Speaking of corn, this is totally off topic. Have you noticed how hieroglyphics and hieroglyphic style paintings are often described as depicting corn? Is that weird or what? The alert observer goes, "Hey, waitaminit, wait just wooooooone minit, corn is a New World grain unknown to Egyptians, so how then could it be possible for a hieroglyph to mean 'barley' or 'corn'?" You know, for college graduates, you sure do ask a lot of stupid questions. The answer, my friends, is here the term "corn" is the generic word for any type of cereal granule, not the grain specifically termed maize.

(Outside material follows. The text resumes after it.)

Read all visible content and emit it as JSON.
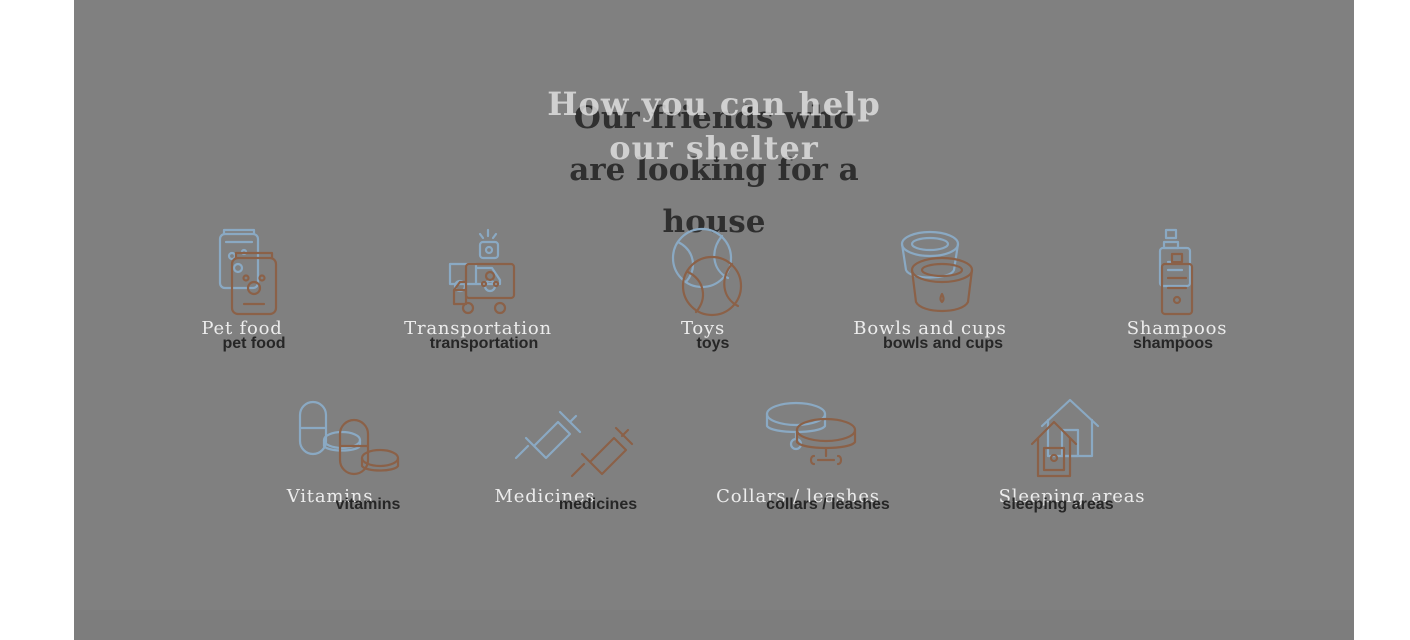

Conclusion: designer crackers striped with colored spices have no place in the modern busy kitchen. *looks around* Wut? The whole varieties are better. All of them are fun, but the intensely flavored striped ones are going way too far. Off the deep end. Beyond the radar. Over the cliff. Out in the wild blue yonder. Lost in the woods. Crossed over the line. Beyond redemption Wouldn't want a whole box of those. After making the striped trays, making the non-striped trays was much more fun and fast and 600% easier. Plus they would find much broader acceptance if I ever brought myself to share them, and they'd make much better little house gifts.